De beroepscommissie zal het beroep ten aanzien van deze onderdelen daarom gegrond verklaren. De beroepscommissie ziet aanleiding om aan klager een tegemoetkoming toe te kennen. Zij zal deze vaststellen op €50,-.

4. De uitspraak

De beroepscommissie verklaart het beroep ten aanzien van de wijziging van de voorgeschreven ADHD-medicatie ongegrond.
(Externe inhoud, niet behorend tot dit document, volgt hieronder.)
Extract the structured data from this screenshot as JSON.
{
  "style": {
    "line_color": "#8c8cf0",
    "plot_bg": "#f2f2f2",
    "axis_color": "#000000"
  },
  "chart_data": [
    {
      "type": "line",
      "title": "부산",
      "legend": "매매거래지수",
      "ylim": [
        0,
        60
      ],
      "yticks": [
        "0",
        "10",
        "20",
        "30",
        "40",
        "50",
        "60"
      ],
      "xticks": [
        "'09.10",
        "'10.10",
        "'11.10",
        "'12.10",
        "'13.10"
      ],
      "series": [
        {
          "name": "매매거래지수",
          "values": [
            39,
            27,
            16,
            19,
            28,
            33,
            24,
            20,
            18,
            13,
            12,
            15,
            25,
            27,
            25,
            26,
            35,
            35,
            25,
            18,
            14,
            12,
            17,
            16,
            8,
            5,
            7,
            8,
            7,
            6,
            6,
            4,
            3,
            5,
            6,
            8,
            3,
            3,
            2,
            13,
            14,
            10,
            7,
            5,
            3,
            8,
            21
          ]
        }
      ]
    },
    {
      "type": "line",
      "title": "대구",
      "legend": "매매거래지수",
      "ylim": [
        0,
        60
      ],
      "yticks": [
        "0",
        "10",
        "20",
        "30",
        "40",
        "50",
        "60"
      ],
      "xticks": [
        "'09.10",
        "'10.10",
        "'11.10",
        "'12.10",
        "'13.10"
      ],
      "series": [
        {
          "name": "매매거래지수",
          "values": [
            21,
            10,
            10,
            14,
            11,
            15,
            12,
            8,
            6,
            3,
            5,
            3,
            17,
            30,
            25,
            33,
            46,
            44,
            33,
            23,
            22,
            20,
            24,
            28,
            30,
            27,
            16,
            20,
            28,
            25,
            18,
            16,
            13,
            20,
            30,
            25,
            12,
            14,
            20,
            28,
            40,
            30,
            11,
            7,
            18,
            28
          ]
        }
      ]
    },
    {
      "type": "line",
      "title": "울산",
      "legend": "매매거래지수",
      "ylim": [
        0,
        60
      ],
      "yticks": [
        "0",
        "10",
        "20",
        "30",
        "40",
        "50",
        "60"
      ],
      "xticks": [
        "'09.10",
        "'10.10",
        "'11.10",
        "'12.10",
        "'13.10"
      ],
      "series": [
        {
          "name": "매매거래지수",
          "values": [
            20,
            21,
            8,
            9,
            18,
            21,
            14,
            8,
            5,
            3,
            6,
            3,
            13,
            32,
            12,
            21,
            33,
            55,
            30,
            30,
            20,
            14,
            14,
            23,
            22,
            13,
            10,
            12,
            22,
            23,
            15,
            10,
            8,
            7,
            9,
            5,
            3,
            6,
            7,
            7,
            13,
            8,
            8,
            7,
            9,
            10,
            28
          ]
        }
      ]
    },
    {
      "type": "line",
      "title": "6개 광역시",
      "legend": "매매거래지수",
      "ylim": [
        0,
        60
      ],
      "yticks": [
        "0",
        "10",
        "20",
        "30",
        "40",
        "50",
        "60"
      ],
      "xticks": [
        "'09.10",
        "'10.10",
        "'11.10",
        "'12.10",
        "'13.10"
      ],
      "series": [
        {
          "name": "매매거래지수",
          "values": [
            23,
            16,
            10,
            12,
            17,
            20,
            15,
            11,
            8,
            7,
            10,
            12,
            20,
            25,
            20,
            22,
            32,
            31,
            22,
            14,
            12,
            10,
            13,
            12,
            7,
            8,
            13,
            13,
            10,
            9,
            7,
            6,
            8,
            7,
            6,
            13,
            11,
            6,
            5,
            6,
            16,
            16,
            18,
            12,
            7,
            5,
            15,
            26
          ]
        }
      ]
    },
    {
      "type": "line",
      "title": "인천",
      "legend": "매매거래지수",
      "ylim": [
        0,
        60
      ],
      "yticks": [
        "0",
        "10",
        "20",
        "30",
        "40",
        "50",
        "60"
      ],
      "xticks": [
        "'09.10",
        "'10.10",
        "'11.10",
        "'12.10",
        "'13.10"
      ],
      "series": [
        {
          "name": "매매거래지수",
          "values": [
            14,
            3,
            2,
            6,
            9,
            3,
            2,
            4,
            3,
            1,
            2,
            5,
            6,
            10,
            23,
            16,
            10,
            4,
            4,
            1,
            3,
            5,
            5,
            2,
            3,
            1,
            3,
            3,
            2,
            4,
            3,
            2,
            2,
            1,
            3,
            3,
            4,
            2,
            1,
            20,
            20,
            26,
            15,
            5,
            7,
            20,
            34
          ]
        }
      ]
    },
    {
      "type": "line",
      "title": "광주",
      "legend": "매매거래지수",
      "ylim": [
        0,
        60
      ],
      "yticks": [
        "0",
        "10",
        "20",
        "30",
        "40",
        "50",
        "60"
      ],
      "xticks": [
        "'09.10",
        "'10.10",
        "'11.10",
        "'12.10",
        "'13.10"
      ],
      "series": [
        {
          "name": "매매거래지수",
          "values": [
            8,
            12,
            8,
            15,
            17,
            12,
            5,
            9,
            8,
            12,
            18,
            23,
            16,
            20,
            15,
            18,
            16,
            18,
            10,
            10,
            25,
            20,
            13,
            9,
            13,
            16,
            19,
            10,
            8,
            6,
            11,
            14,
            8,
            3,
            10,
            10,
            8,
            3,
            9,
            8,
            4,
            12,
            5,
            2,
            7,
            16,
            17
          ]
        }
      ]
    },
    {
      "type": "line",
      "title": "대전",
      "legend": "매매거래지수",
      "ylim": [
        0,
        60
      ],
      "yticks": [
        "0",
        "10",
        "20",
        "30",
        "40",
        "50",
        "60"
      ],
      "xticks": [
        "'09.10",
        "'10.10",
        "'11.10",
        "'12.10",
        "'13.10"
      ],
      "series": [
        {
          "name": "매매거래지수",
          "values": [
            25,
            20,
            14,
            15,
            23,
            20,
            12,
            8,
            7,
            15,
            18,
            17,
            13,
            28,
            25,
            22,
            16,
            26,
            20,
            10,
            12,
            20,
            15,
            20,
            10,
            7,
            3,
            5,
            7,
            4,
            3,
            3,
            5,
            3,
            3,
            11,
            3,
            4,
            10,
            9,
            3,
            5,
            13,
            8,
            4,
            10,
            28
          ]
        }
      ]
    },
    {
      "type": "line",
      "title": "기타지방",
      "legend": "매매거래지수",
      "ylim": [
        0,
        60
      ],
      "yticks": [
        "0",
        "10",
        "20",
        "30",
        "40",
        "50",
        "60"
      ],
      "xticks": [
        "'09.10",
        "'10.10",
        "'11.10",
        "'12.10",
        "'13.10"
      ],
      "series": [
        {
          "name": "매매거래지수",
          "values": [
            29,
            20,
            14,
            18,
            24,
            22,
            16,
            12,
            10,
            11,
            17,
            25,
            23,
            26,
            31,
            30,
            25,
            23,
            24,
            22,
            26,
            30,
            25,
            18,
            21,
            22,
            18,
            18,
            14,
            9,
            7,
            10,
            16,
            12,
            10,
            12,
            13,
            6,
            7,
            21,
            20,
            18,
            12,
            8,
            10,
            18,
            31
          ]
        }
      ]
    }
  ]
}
De beroepscommissie verklaart het beroep ten aanzien van de overige onderdelen gegrond. Zij kent aan klager een tegemoetkoming toe van €50,-.

Deze uitspraak is op 16 november 2020 gedaan door de beroepscommissie, bestaande uit mr. M.J. Stolwerk, voorzitter, drs. K.M.P.A.M. Habryka en drs. P.J.M. van Puffelen, leden, bijgestaan door mr. K. Kiela, secretaris.